Subh le pareció más bella que nunca; sería por el tiempo transcurrido sin verla. Con frecuencia había querido recordar su rostro, cada facción, cada gesto, sus dulces ojos intensamente azules y el oro de su pelo; pero era como si se borrase de su mente cada vez que se esforzaba en retener la imagen. Ahora estaba ahí, con su suave túnica de lino verde, mirándole con gesto de asombro, en el pequeño patio de las enredaderas.
Ella soltó un tiesto que sostenía entre las manos y soltó un grito de emoción. Los loros se alborotaron en su jaula y sus familiares voces le devolvieron a Abuámir el recuerdo de los primeros días en el palacio. Sisnán y al-Fasí también se alborotaron y acudieron a manifestar sin reparos su alegría de verle.
—¡Ah, qué armadura! —exclamaban—. ¡Eres un
mawala
guerrero, señor Abuámir! ¡Pareces un gran general!
Ella le contempló primero, de arriba abajo, con extrañados ojos de sorpresa. Luego se abrazó a su cuello. El la abrazó sin contenerse; sintió el cuerpo frágil bajo la tersa tela de la túnica, la suavidad de su mejilla, el sabor salado de una lágrima de emoción que recogió con sus labios.

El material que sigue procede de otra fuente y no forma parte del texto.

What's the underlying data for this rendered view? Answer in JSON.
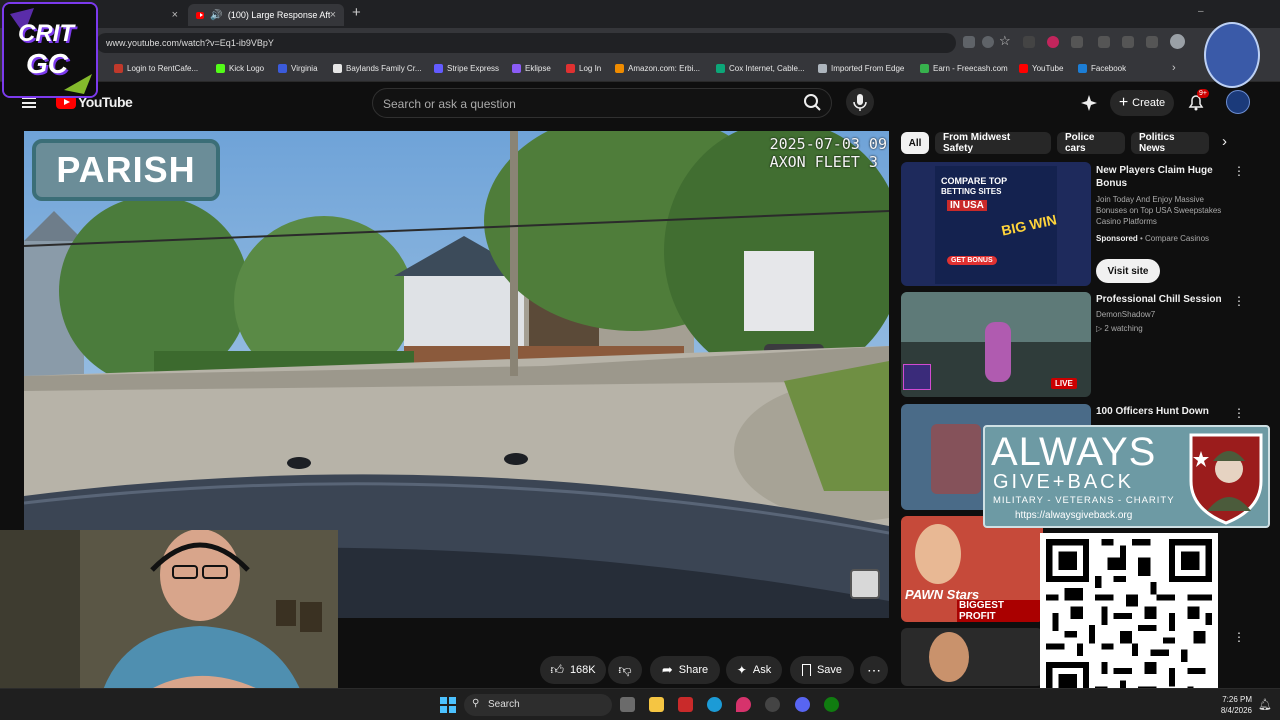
{
  "browser": {
    "tabs": [
      {
        "label": ""
      },
      {
        "label": "(100) Large Response After Ki"
      }
    ],
    "url": "www.youtube.com/watch?v=Eq1-ib9VBpY",
    "bookmarks": [
      {
        "label": "Login to RentCafe...",
        "color": "#c0392b"
      },
      {
        "label": "Kick Logo",
        "color": "#53fc18"
      },
      {
        "label": "Virginia",
        "color": "#3b5bdb"
      },
      {
        "label": "Baylands Family Cr...",
        "color": "#e6e6e6"
      },
      {
        "label": "Stripe Express",
        "color": "#635bff"
      },
      {
        "label": "Eklipse",
        "color": "#8b5cf6"
      },
      {
        "label": "Log In",
        "color": "#e03131"
      },
      {
        "label": "Amazon.com: Erbi...",
        "color": "#f08c00"
      },
      {
        "label": "Cox Internet, Cable...",
        "color": "#0ca678"
      },
      {
        "label": "Imported From Edge",
        "color": "#adb5bd"
      },
      {
        "label": "Earn - Freecash.com",
        "color": "#37b24d"
      },
      {
        "label": "YouTube",
        "color": "#ff0000"
      },
      {
        "label": "Facebook",
        "color": "#1c7ed6"
      }
    ]
  },
  "youtube": {
    "logo_text": "YouTube",
    "search_placeholder": "Search or ask a question",
    "create_label": "Create",
    "notification_count": "9+",
    "chips": [
      "All",
      "From Midwest Safety",
      "Police cars",
      "Politics News"
    ]
  },
  "video": {
    "badge": "PARISH",
    "timestamp_line1": "2025-07-03 09",
    "timestamp_line2": "AXON FLEET 3"
  },
  "actions": {
    "likes": "168K",
    "share": "Share",
    "ask": "Ask",
    "save": "Save"
  },
  "sidebar": {
    "ad": {
      "title": "New Players Claim Huge Bonus",
      "description": "Join Today And Enjoy Massive Bonuses on Top USA Sweepstakes Casino Platforms",
      "sponsored": "Sponsored",
      "advertiser": "Compare Casinos",
      "cta": "Visit site",
      "thumb_text1": "COMPARE TOP",
      "thumb_text2": "BETTING SITES",
      "thumb_text3": "IN USA",
      "thumb_text4": "BIG WIN",
      "thumb_text5": "GET BONUS"
    },
    "items": [
      {
        "title": "Professional Chill Session",
        "channel": "DemonShadow7",
        "meta": "2 watching",
        "badge": "LIVE"
      },
      {
        "title": "100 Officers Hunt Down",
        "channel": "",
        "meta": "",
        "badge": ""
      },
      {
        "title": "",
        "channel": "",
        "meta": "",
        "badge": "PAWN Stars",
        "thumb_caption": "BIGGEST PROFIT"
      }
    ]
  },
  "overlays": {
    "logo_line1": "CRIT",
    "logo_line2": "GC",
    "charity_line1": "ALWAYS",
    "charity_line2": "GIVE+BACK",
    "charity_tagline": "MILITARY - VETERANS - CHARITY",
    "charity_url": "https://alwaysgiveback.org"
  },
  "taskbar": {
    "search_label": "Search",
    "time": "7:26 PM",
    "date": "8/4/2026"
  }
}
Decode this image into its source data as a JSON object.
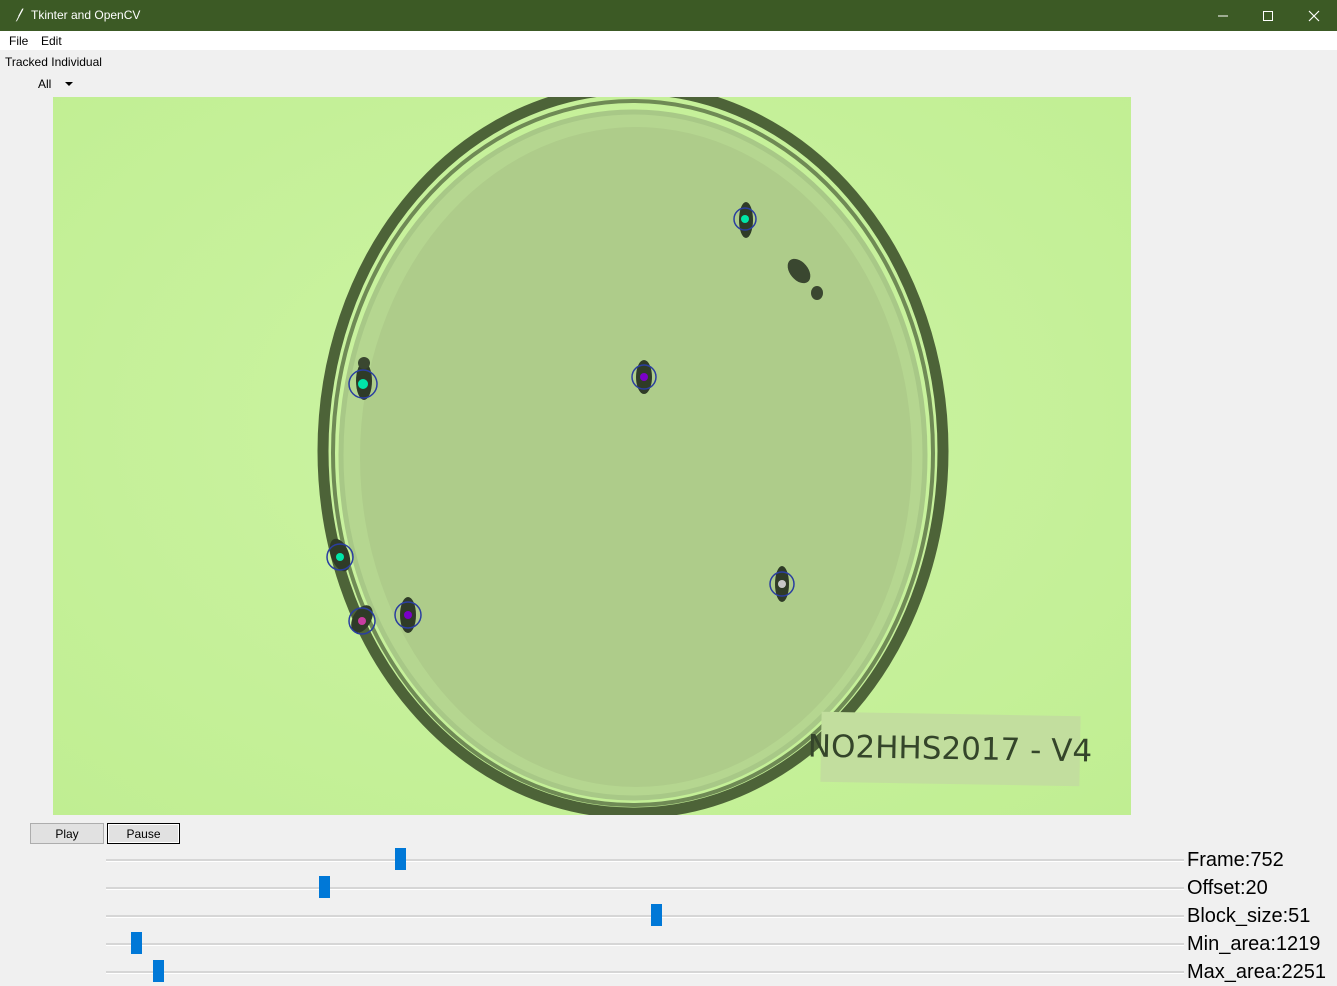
{
  "window": {
    "title": "Tkinter and OpenCV",
    "titlebar_color": "#3c5a25",
    "controls": [
      "minimize-icon",
      "maximize-icon",
      "close-icon"
    ]
  },
  "menubar": {
    "items": [
      "File",
      "Edit"
    ]
  },
  "tracking": {
    "label": "Tracked Individual",
    "selected": "All"
  },
  "video": {
    "plate_label": "NO2HHS2017 - V4",
    "background_color": "#c6f29a",
    "tracked_marker_colors": [
      "#00e6a8",
      "#7a00c8",
      "#c83ca0",
      "#c8c8c8",
      "#2a3ea0"
    ]
  },
  "buttons": {
    "play": "Play",
    "pause": "Pause"
  },
  "sliders": [
    {
      "label": "Frame:752",
      "level_pct": 27.3
    },
    {
      "label": "Offset:20",
      "level_pct": 20.2
    },
    {
      "label": "Block_size:51",
      "level_pct": 51
    },
    {
      "label": "Min_area:1219",
      "level_pct": 2.8
    },
    {
      "label": "Max_area:2251",
      "level_pct": 4.8
    }
  ],
  "accent_color": "#0078d7"
}
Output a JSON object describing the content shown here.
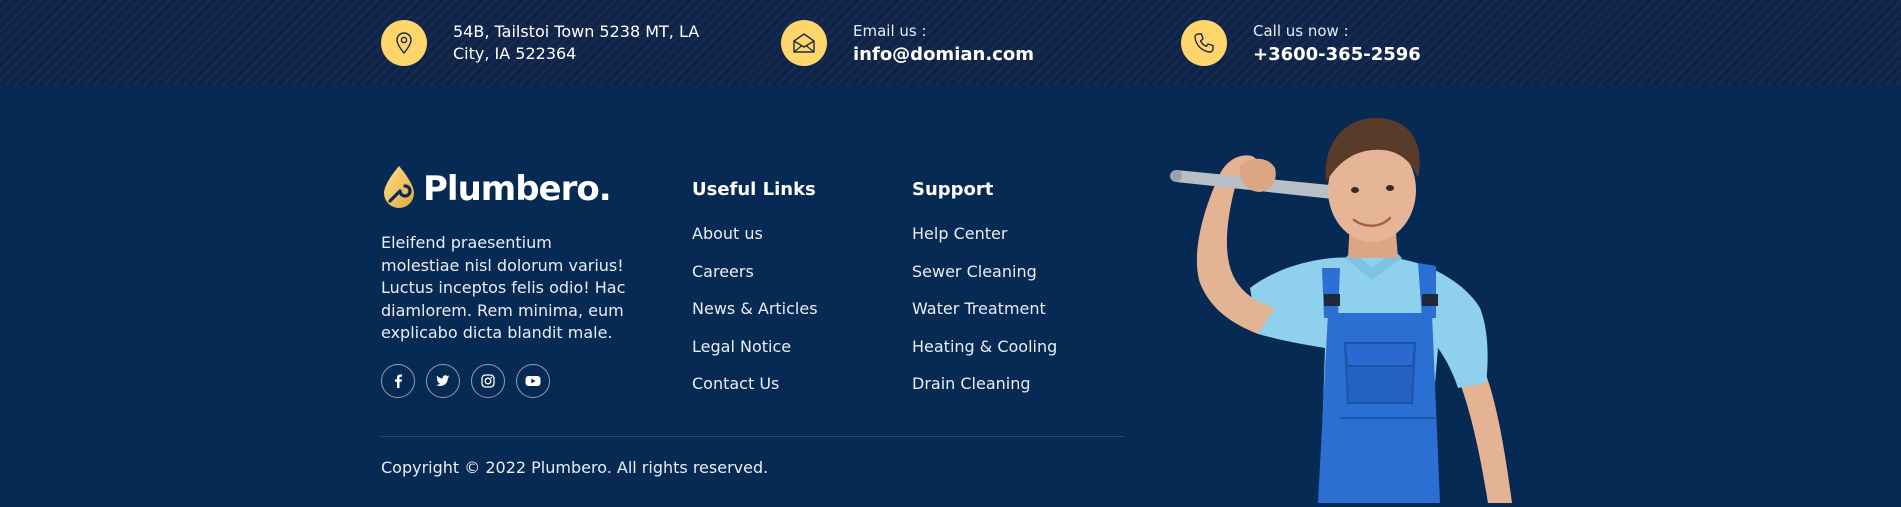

El pequeño Hixem ya estaba en la cama. Cenaron juntos los cuatro, unidos por la común alegría; no era momento de guardar las distancias. Subh y los eunucos disfrutaron con las aventuras que Abuámir les contó de sus pasados días en las sierras; historias de osos y de lobos, de noches de vagar perdidos por los montes, orientándose por las estrellas, padeciendo hambre y sed. Admiraron nuevamente la armadura, empuñaron con temor la afilada espada, tomaron en peso el escudo y se probaron el yelmo. Hubo risas, agudos chismorreos de Sisnán y atrevidos cuentos picantes de al-Fasí. Todos querían recuperar el tiempo perdido.
Más tarde Subh propuso subir a la torre. Los eunucos sintieron entonces que debían retirarse prudentemente y se perdieron por sus aposentos.
Arriba, un suave viento de otoño traía el aroma de la tierra removida en los campos. La ciudad brillaba abajo, iluminada por sus faroles recién encendidos. Un bello cielo rojo se extendía desde la línea del horizonte en el poniente.
—¿Sabes una cosa? —le dijo ella—, pensé que no ibas a volver.